Title IX at 50: An Oral History of Marymount Women’s Lacrosse

Welcome to the second edition of Title IX at 50, a series where all through the month of July we will feature stories of Marymount Athletics and the women who have shaped it.

This week takes a deep dive into the founding of the Marymount women's lacrosse program, which was started in the mid-1990s due in large part to Title IX.

In the 1990s, the Citadel and VMI were involved in cases that tested Title IX. Rachelle Barimany '97 was following the cases for a class she was taking as an undergraduate student at Marymount.

"Those cases were about including women in places that were historically male-driven," said Barimany. "Both of them were about women wanting to attend these classically male institutions. In both instances, women wanted equality. In our case, it was a little different since we were historically a women's college, but we had an imbalance between men's and women's sports. At the time, there were less opportunities to play collegiate sports at Marymount for women."
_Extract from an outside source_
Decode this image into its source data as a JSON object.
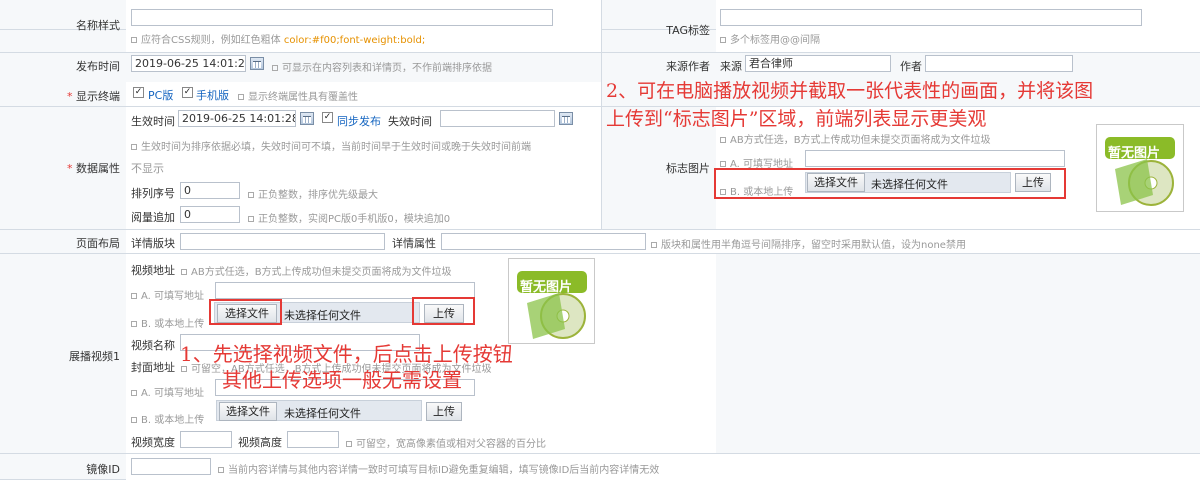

"I remember going down the hill [away from Lee Center toward the library], there were dorms on the right side," said Dr. Andrea Hagen, who finished undergrad in 1996 before later receiving a masters and doctorate degree from Marymount. "I remember female students were hanging sheets out the windows with "Title IX" and "Equal Sports," something along those lines, written on them."

Barimany enlisted her friends Kim Betz, who she met living on the third floor of Rowley Hall, and Darcy Littlefield, a women's soccer player with mutual friends who ended up coaching the MU women's lacrosse program from 2003-06, to help round up other female students that might be interested in playing lacrosse. With a group of 20 girls interested, the trio marched into Dean Linda McMahon's office to plead their case.
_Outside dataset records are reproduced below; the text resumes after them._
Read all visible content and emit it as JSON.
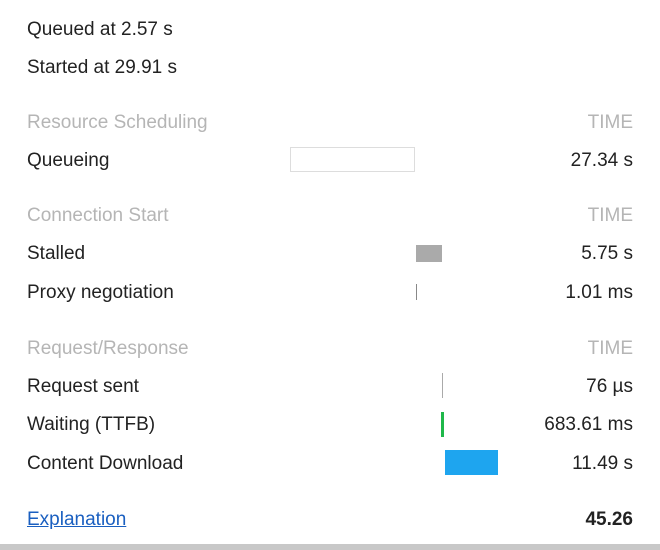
{
  "queued_at": "Queued at 2.57 s",
  "started_at": "Started at 29.91 s",
  "sections": [
    {
      "title": "Resource Scheduling",
      "time_header": "TIME",
      "rows": [
        {
          "label": "Queueing",
          "value": "27.34 s"
        }
      ]
    },
    {
      "title": "Connection Start",
      "time_header": "TIME",
      "rows": [
        {
          "label": "Stalled",
          "value": "5.75 s"
        },
        {
          "label": "Proxy negotiation",
          "value": "1.01 ms"
        }
      ]
    },
    {
      "title": "Request/Response",
      "time_header": "TIME",
      "rows": [
        {
          "label": "Request sent",
          "value": "76 µs"
        },
        {
          "label": "Waiting (TTFB)",
          "value": "683.61 ms"
        },
        {
          "label": "Content Download",
          "value": "11.49 s"
        }
      ]
    }
  ],
  "explanation_link": "Explanation",
  "total": "45.26",
  "colors": {
    "queueing": "#ffffff",
    "stalled": "#aaaaaa",
    "proxy": "#888888",
    "request": "#aaaaaa",
    "waiting": "#1fb84a",
    "download": "#1ea5ef",
    "link": "#1a5fc0"
  }
}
"We walked in and said, 'We want a women's lacrosse team,' and before we could even present our argument, she was like, 'Sure! No problem, let's do it.' It was a welcome surprise, she was very supportive," said Barimany.

The head women's soccer coach at the time, Lisa Pavloch, agreed to coach the women's lacrosse team on a volunteer basis. The team competed at the club level against anyone they could for two years before transitioning to the NCAA level. The team had a mix of first-year players and others who had experience with the sport.

"It was about 50-50, if I had to guess," said Erin Orr (McCarthy), who went on to be inducted into the Marymount Athletics Hall of Fame in 2010. "We had a couple girls from Maryland who may have been average in high school and were like 'All right, I can play, this is cool.' But there were a lot of people who had never played before."

"Anybody who wanted to come out and play, would play," said Barimany. "There weren't tryouts or anything like that. We did a lot of teaching of basic skills to those who had never played. There were some new players that picked it up faster than others, like Erin. And she obviously went on to be extremely successful. We had a whole bunch of those people who were athletes and were just interested in another sport."

Two of the biggest challenges in the infancy of the program were merely infrastructure and practice time. Without a budget and facing competition for field and gym time with the rest of the athletics department, the first few years were a challenge.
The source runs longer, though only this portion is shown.